Same guy also tweeted that Demarre Carroll would have to be in the deal. I don't know, I guess Green is better than Carroll, but he's also making $9M next year and Carroll is making $2M.

http://www.basketball-reference.com...m=0&p1=carrode01&y1=2014&p2=greenje02&y2=2014


----------



## BlakeJesus

That would be very disappointing to see Horford moved for a guy like Jeff Green.


----------



## Bogg

Luke said:


> Yeah, we're not giving up Horford for Jeff Green or any member of the Celtics.


Boston has tons of picks. They _could_ get Horford, they just won't pay what it'd take. Which is why I said it's probably two expendable players and pick, or something like that.


----------



## ATLien

Wouldn't be surprised if Hawks are mentioned in more rumors. Might as well make this the trading rumors thread. Ideal trading partner with players on tradeable contracts.


----------



## E.H. Munro

Hey, if it's Grondo, a #1, and filler I'm happy.

EDIT: Honestly though, Jeff Green would be fine in Atnalta. He's a terrible primary scorer, but with Teague and Millsap taking the scoring load Green's fine as the other guy. Next year with Horford there he's probably even better as a swing forward.


----------



## BlakeJesus

ATLien said:


> Wouldn't be surprised if Hawks are mentioned in more rumors. Might as well make this the trading rumors thread. Ideal trading partner with players on tradeable contracts.

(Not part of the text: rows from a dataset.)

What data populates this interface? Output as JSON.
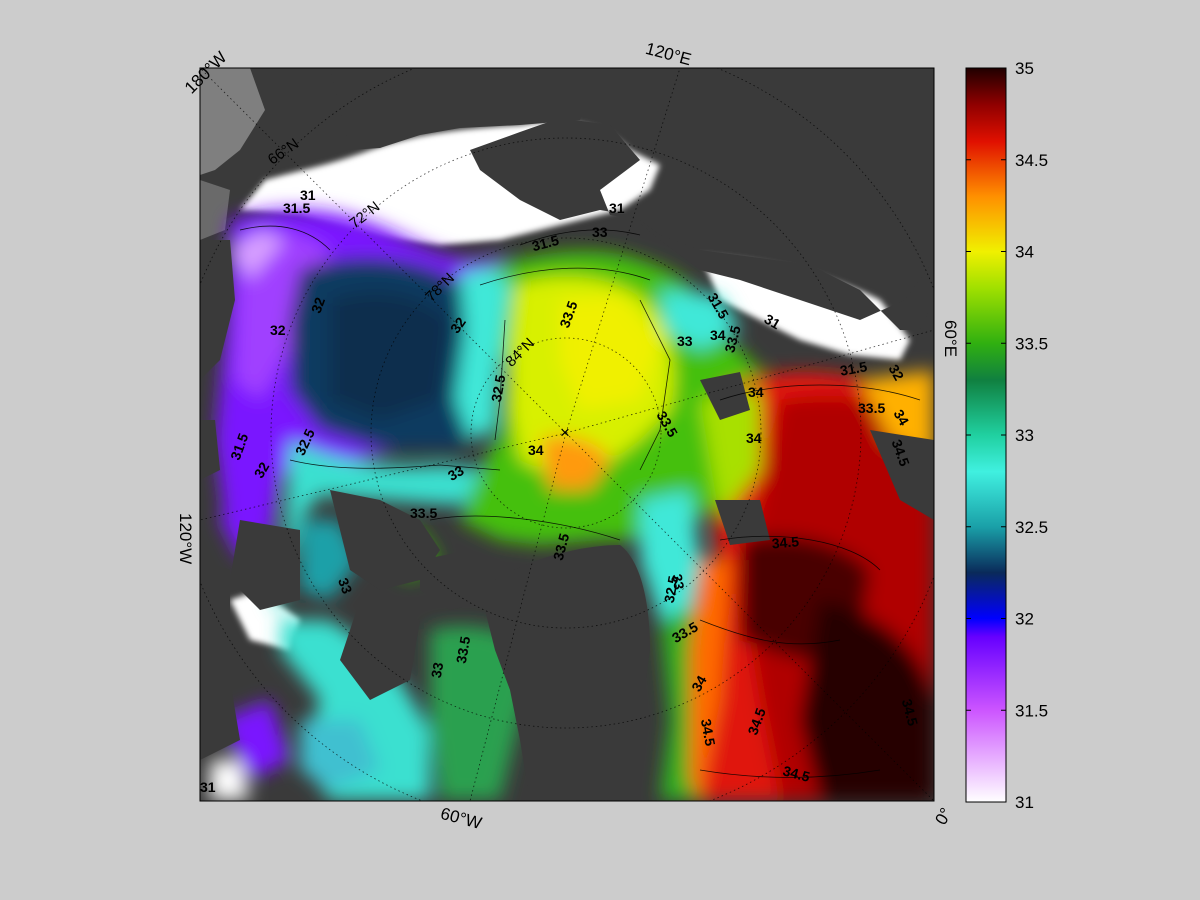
{
  "map": {
    "colors": {
      "figure_bg": "#cccccc",
      "land": "#3a3a3a",
      "land_light": "#7a7a7a",
      "ice": "#ffffff",
      "frame": "#000000"
    },
    "longitude_labels": [
      {
        "id": "lon-180w",
        "text": "180°W"
      },
      {
        "id": "lon-120e",
        "text": "120°E"
      },
      {
        "id": "lon-60e",
        "text": "60°E"
      },
      {
        "id": "lon-120w",
        "text": "120°W"
      },
      {
        "id": "lon-60w",
        "text": "60°W"
      },
      {
        "id": "lon-0",
        "text": "0°"
      }
    ],
    "latitude_labels": [
      {
        "id": "lat-66n",
        "text": "66°N"
      },
      {
        "id": "lat-72n",
        "text": "72°N"
      },
      {
        "id": "lat-78n",
        "text": "78°N"
      },
      {
        "id": "lat-84n",
        "text": "84°N"
      }
    ],
    "contour_labels": [
      "31",
      "31.5",
      "32",
      "32.5",
      "33",
      "33.5",
      "34",
      "34.5"
    ],
    "pole_marker": "×"
  },
  "colorbar": {
    "min": 31,
    "max": 35,
    "ticks": [
      "31",
      "31.5",
      "32",
      "32.5",
      "33",
      "33.5",
      "34",
      "34.5",
      "35"
    ],
    "colormap_stops": [
      {
        "value": 31.0,
        "color": "#ffffff"
      },
      {
        "value": 31.5,
        "color": "#cc55ff"
      },
      {
        "value": 31.9,
        "color": "#6600ff"
      },
      {
        "value": 32.0,
        "color": "#0000ff"
      },
      {
        "value": 32.25,
        "color": "#0a2a5a"
      },
      {
        "value": 32.5,
        "color": "#1aa0a8"
      },
      {
        "value": 32.8,
        "color": "#40f0e0"
      },
      {
        "value": 33.0,
        "color": "#20d0a0"
      },
      {
        "value": 33.3,
        "color": "#108040"
      },
      {
        "value": 33.5,
        "color": "#30b010"
      },
      {
        "value": 33.8,
        "color": "#a0e000"
      },
      {
        "value": 34.0,
        "color": "#f0f000"
      },
      {
        "value": 34.3,
        "color": "#ff9000"
      },
      {
        "value": 34.6,
        "color": "#e01000"
      },
      {
        "value": 34.8,
        "color": "#900000"
      },
      {
        "value": 35.0,
        "color": "#200000"
      }
    ]
  }
}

Good idea, changed the title.


----------



## BlakeJesus

Still not hearing a lot of buzz, outside of the Jeff Green rumors.

Though the injured rookie Nogueria left to go back to his Spain team, and apparently that was his decision and not the teams (even if there is no indication the team is upset with the choice).


----------



## ATLien

BlakeJesus said:


> Still not hearing a lot of buzz, outside of the Jeff Green rumors.
> 
> Though the injured rookie Nogueria left to go back to his Spain team, and apparently that was his decision and not the teams (even if there is no indication the team is upset with the choice).


There was some buzz about Teague in New York, but I think that's dying down some. I doubt we make a move, but it would be nice to see something.

Meanwhile, we are just free falling down the standings. Have lost 6 in a row. Right now, we're only 4 games ahead of Cleveland. This continues, we could pick in the top ten.


----------



## BlakeJesus

I would not be upset if the Hawks fell to a Top 10 pick, it would probably be good for the franchise long term. The team showed potential when they had talent on the floor, I think that's a great sign in terms of the new coach.


----------



## BlakeJesus

> Acquired F Antawn Jamison from the Los Angeles Clippers for the rights to G Cenk Akyol.





> Waiverd F Antawn Jamison. Recalled F Jared Cunningham from Bakersfield of the NBA Development League.


Hawks activity at the deadline.


----------